How Databases Relate`

Bushwick NYC streetart by Phetus

A relational database differs from a bunch of text in a computer file insofar as the database identifies the different types of text and, ideally, how they relate to each other.

IBM computer scientist E. F. Codd presented this "relational model," also called the entity-relationship model, to the world in 1970, promising that the relational view "provides a basis for a high level data language which will yield maximal independence between programs on the one hand and machine representation and organization of data on the other." Also, it would provide a "sound basis" for treating derivability, redundancy, and consistency of relations.

That language turned out to be the Structured Query Language (SQL), upon which has been built generations of relational databases. Only in the past decade was this model seriously challenged by NoSQL databases, which lack this ability to relational-ize data, so to speak. That is left to the exercise of the developer.

In SQL, 'relation' is the database table, 'attribute' is a database column and 'tuple' the database row. An e-commerce shop keeps a database of its customers: 'Attributes' are “customer ID,” “last name,” “first name,” “zip code,” and so on. A 'tuple' is an individual entry describing one person (#42, “John” “Smith” “20707”). The 'relation' is the entire table.

Bushwick NYC streetart by Phetus

Thinking in terms of attributes, the set of all the implied possible values for an attribute is called a domain. For instance, the Domain for Social Security Numbers would be all the possible sets of numbers that fit in the NNN-NN-NNNN format (though an entry with a letter or letters inserted in place of a number would not be part of the domain).

A database is strict on how the data is entered -- Anything entered into this SSN field must follow this format. In addition to internal constraints, the database operator may apply some of their own rules. These rules can be enforced through the CHECK constraints in SQL.

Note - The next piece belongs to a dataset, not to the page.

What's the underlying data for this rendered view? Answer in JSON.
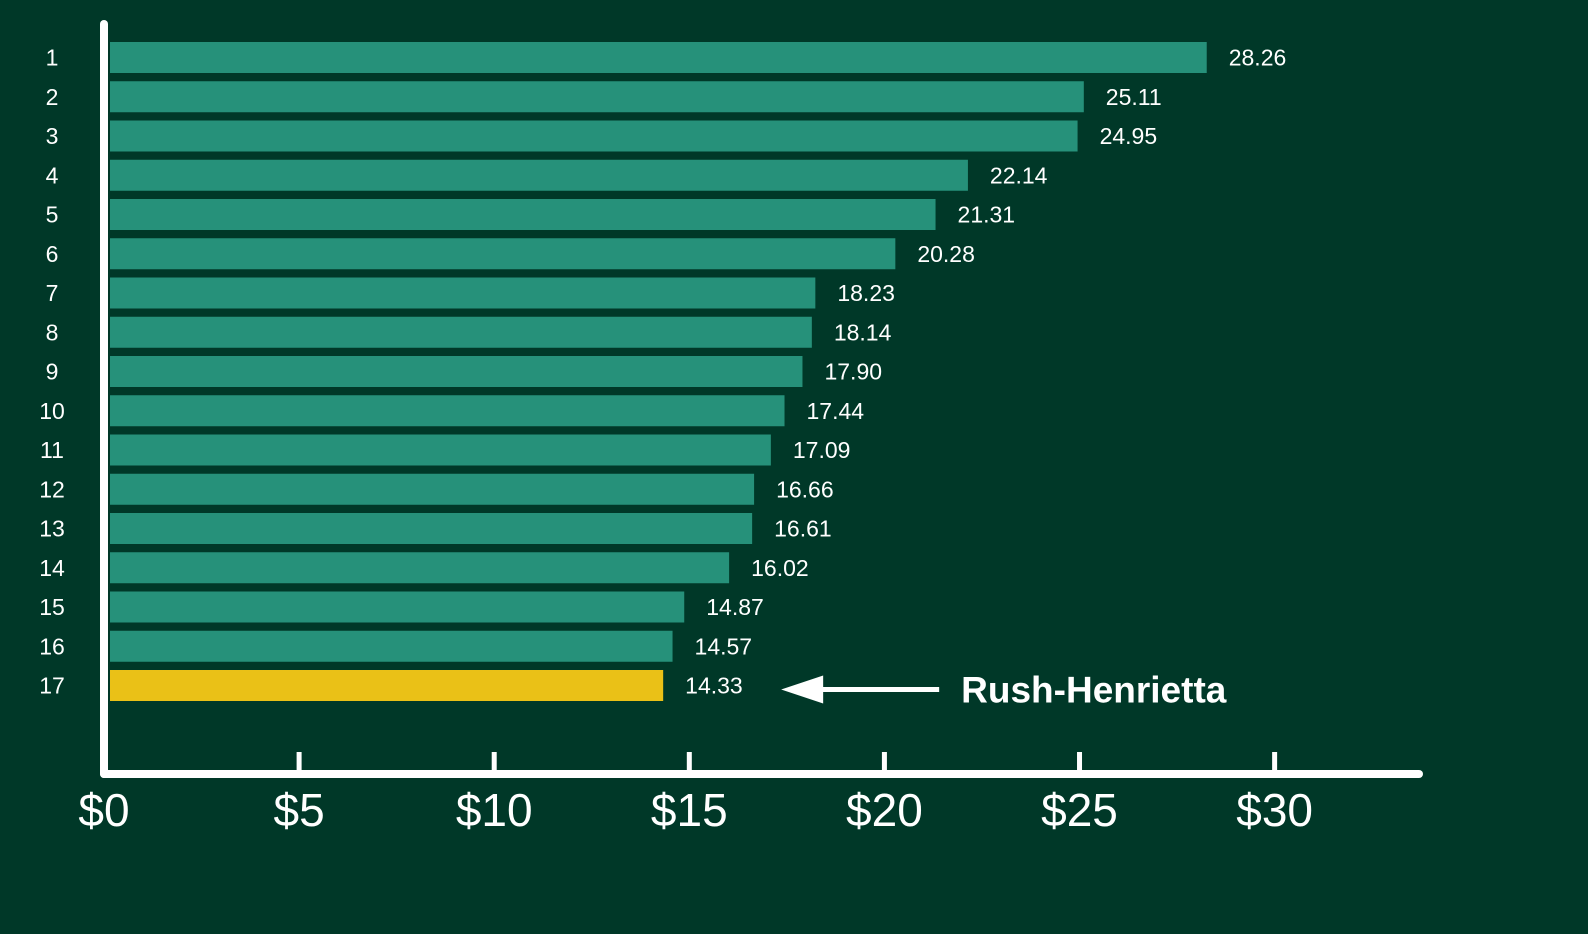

Wrapping up, the entire set of relations is called the schema. The collected values at any one point of time is called its state.

"Any system that is advertised as, or claimed to be, a relational data base management system, that system must be able to manage data bases entirely through its relational capabilities," wrote Codd in his treatise of what defines a relational database, Codd's 12 Rules.

One Key per Tuple

Integrity constraints are the rules that ensure the relation keeps order of its data.

Each tuple must have some unique characteristic so it can be identified. It could be a 'superkey,' or 'composite primary key,' which are a combination of attributes that uniquely defines each tuple. Or, one attribute can be designated as a 'primary key.' The primary key must be completely different for each tuple in the table. If a new entry is added for each new date, then no two entries can ever fall on the same date, then the date could be the primary key. In a sales environment, the “order number” could serve as a primary key, for instance.

Alternately, the primary key could be as simple as an incremented number assigned to each new entry, by the database. This unique number is called a 'surrogate key.'

In addition to primary keys, a tuple may also have 'foreign keys, which can link to other tuples. To illustrate, think of a returning customer buying an item at an e-commerce store. In the store's customer table, the "customer ID" is the primary key, and in the transactions table, the "order number" is the primary key there. However, the transactions table includes the customer ID for each order. In that tuple, the "customer ID" is a foreign key.

It should be noted that these two relations must maintain what is called referential integrity, meaning that any "customer ID" in the transactions table must actually be in the customer table.

Basically, you can do four 'operations' with database data:

  1. Retrieveexisting data
  2. Insert new data
  3. Update existing data
  4. Delete existing data

The Glue: Functional Dependencies

Using the Enhanced Entity Relation Model, we can further specify different types of entities, into subclasses and superclasses. Subclasses are groupings within a set of entities that are clustered in different roles they play. If "employee" is an entity, then "technician" and "manager" could be two different subclasses. Inversely, "employee" is a superclass of "technician" and "manager."

Bushwick NYC streetart by Phetus

Some attributes, called specific attributes or local attributes, can only be applied to certain subclasses (a technician's specialty, for instance). Sometimes inclusion into a subclass can be determined by the existence of a certain attribute, called predicate-defined subclasses. Membership is defined by a particular value of an attribute, though subclasses can also be defined without any particular attribute--user-defined subclasses.

The actual relationships in the relational database are called functional dependencies. "The single most important concept in relational schema design theory is that of a functional dependency," write Ramez Elmasri and Shamkant Navathe in "Fundamentals of Database Systems." The relations are permanent and unalterable.

For instance, a table may have two attributes, or columns. Given that one is the primary key, we can always find the value of the second attribute by looking up the primary key. The primary key is the determinant and the other is the dependent, the parlance of database-speak. Keep in mind that this relationship does not work in reverse: You can not use a dependent value to definitively determine the primary key. You have no guarantee that the dependent value is unique in that table.

Beyond the simple connection drawn between the primary key and the dependents, a number of other inferences can be made as well, using Armb's inference rules, which cover the laws of logic such as transitivity and reflexivity.